Christine Knapp, then-director of the city’s Office of Sustainability, told WHYY in 2022 that she considered the city on track to meet its 2050 goal.

“We’re a fifth of the way there, but we have less than 30 years to get there,” Knapp said. “We’re going to have to go faster and do more.”

Mayor Cherelle Parker, who took office early this month, has pledged to make Philly the “cleanest, greenest big city in the nation.” In her 100-day plan, she promised to help meet the city’s carbon neutrality goal by increasing public transit use and planting trees.

As a candidate, Parker vowed to work with district council members to increase tree canopy in “traditionally underserved neighborhoods,” while advancing development priorities. She also promised to reduce diesel emissions by enforcing anti-idling laws and work with the Philadelphia Gas Commission to make sure the city stays on track to carbon neutrality, while keeping energy prices affordable. The mayor appoints two members of the Gas Commission, which approves the budget of the city-owned gas utility, PGW.

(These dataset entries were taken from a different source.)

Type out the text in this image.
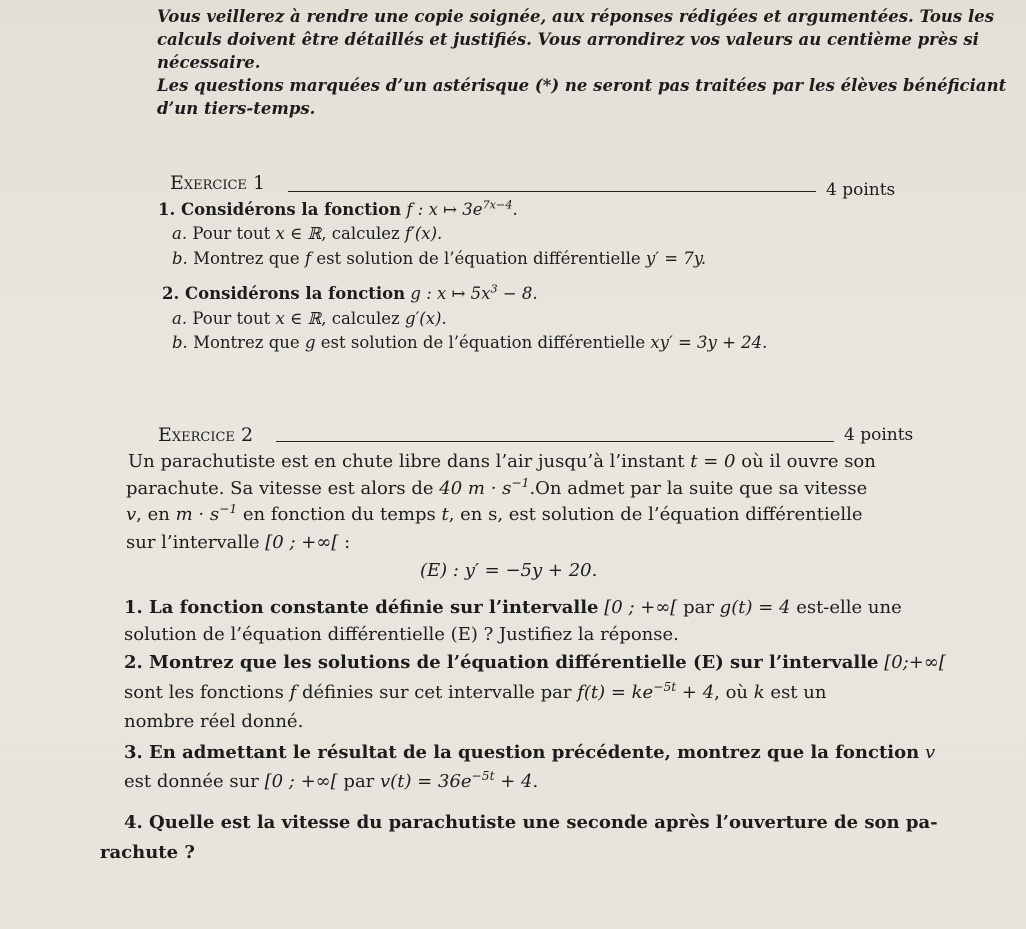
Vous veillerez à rendre une copie soignée, aux réponses rédigées et argumentées. Tous les
calculs doivent être détaillés et justifiés. Vous arrondirez vos valeurs au centième près si
nécessaire.
Les questions marquées d’un astérisque (*) ne seront pas traitées par les élèves bénéficiant
d’un tiers-temps.
Exercice 1	4 points
1. Considérons la fonction f : x ↦ $3e^{7x-4}$.
a. Pour tout x ∈ ℝ, calculez f′(x).
b. Montrez que f est solution de l’équation différentielle y′ = 7y.
2. Considérons la fonction g : x ↦ $5x^3 - 8$.
a. Pour tout x ∈ ℝ, calculez g′(x).
b. Montrez que g est solution de l’équation différentielle xy′ = 3y + 24.
Exercice 2	4 points
Un parachutiste est en chute libre dans l’air jusqu’à l’instant t = 0 où il ouvre son
parachute. Sa vitesse est alors de 40 $m \cdot s^{-1}.On$ admet par la suite que sa vitesse
v, en $m \cdot s^{-1}$ en fonction du temps t, en s, est solution de l’équation différentielle
sur l’intervalle [0 ; +∞[ :
(E) : y′ = −5y + 20.
1. La fonction constante définie sur l’intervalle [0 ; +∞[ par g(t) = 4 est-elle une
solution de l’équation différentielle (E) ? Justifiez la réponse.
2. Montrez que les solutions de l’équation différentielle (E) sur l’intervalle [0;+∞[
sont les fonctions f définies sur cet intervalle par $f(t) = ke^{-5t} + 4$, où k est un
nombre réel donné.
3. En admettant le résultat de la question précédente, montrez que la fonction v
est donnée sur [0 ; +∞[ par $v(t) = 36e^{-5t} + 4$.
4. Quelle est la vitesse du parachutiste une seconde après l’ouverture de son pa-
rachute ?
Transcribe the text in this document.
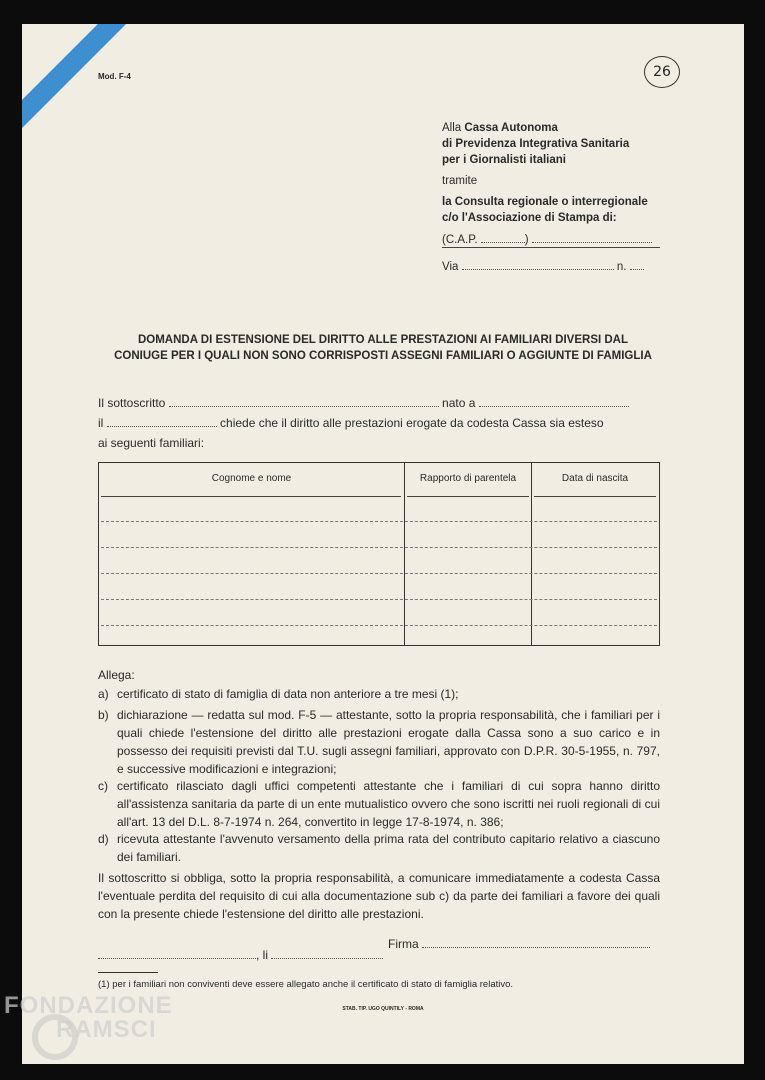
Mod. F-4	26
Alla Cassa Autonoma
di Previdenza Integrativa Sanitaria
per i Giornalisti italiani
tramite
la Consulta regionale o interregionale
c/o l'Associazione di Stampa di:
(C.A.P.	)
Via	n.
DOMANDA DI ESTENSIONE DEL DIRITTO ALLE PRESTAZIONI AI FAMILIARI DIVERSI DAL
CONIUGE PER I QUALI NON SONO CORRISPOSTI ASSEGNI FAMILIARI O AGGIUNTE DI FAMIGLIA
Il sottoscritto	nato a
il	chiede che il diritto alle prestazioni erogate da codesta Cassa sia esteso
ai seguenti familiari:
Cognome e nome	Rapporto di parentela	Data di nascita
Allega:
a) certificato di stato di famiglia di data non anteriore a tre mesi (1);
b) dichiarazione — redatta sul mod. F-5 — attestante, sotto la propria responsabilità, che i familiari per i quali chiede l'estensione del diritto alle prestazioni erogate dalla Cassa sono a suo carico e in possesso dei requisiti previsti dal T.U. sugli assegni familiari, approvato con D.P.R. 30-5-1955, n. 797, e successive modificazioni e integrazioni;
c) certificato rilasciato dagli uffici competenti attestante che i familiari di cui sopra hanno diritto all'assistenza sanitaria da parte di un ente mutualistico ovvero che sono iscritti nei ruoli regionali di cui all'art. 13 del D.L. 8-7-1974 n. 264, convertito in legge 17-8-1974, n. 386;
d) ricevuta attestante l'avvenuto versamento della prima rata del contributo capitario relativo a ciascuno dei familiari.
Il sottoscritto si obbliga, sotto la propria responsabilità, a comunicare immediatamente a codesta Cassa l'eventuale perdita del requisito di cui alla documentazione sub c) da parte dei familiari a favore dei quali con la presente chiede l'estensione del diritto alle prestazioni.
Firma
, li
(1) per i familiari non conviventi deve essere allegato anche il certificato di stato di famiglia relativo.
STAB. TIP. UGO QUINTILY - ROMA
FONDAZIONE
RAMSCI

The mounting effects of climate change mean the city should consider ways to reach carbon neutrality before 2050, Thomas’ draft resolution states.

“The goal is to get to carbon neutrality sooner,” Landau said. “If we don’t get everybody to the table in this way so we can collect the data and the information to see where we need to go, we’re not going to be able to hit our goal.”

Globally, 2023 was the warmest year on record — due to human-caused climate change and the effects of El Niño.

The world is set to pass the 1.5 degrees Celsius of warming that countries have agreed to limit change to this century. Even beyond the 1.5 degree threshold, every increment of warming will intensify the dangers, scientists have found — so every bit of warming avoided is important.

“The sooner we can get there, the better,” Thomas said.

The Legislative Oversight Committee hearing would ideally feature testimony from Parker’s administration, community groups, advocates, academics, utility companies, and urbanists, Landau and staff in Thomas’ office said.

The hearing could inform budget negotiations this spring, said Thomas’ spokesperson Ben Wilcox.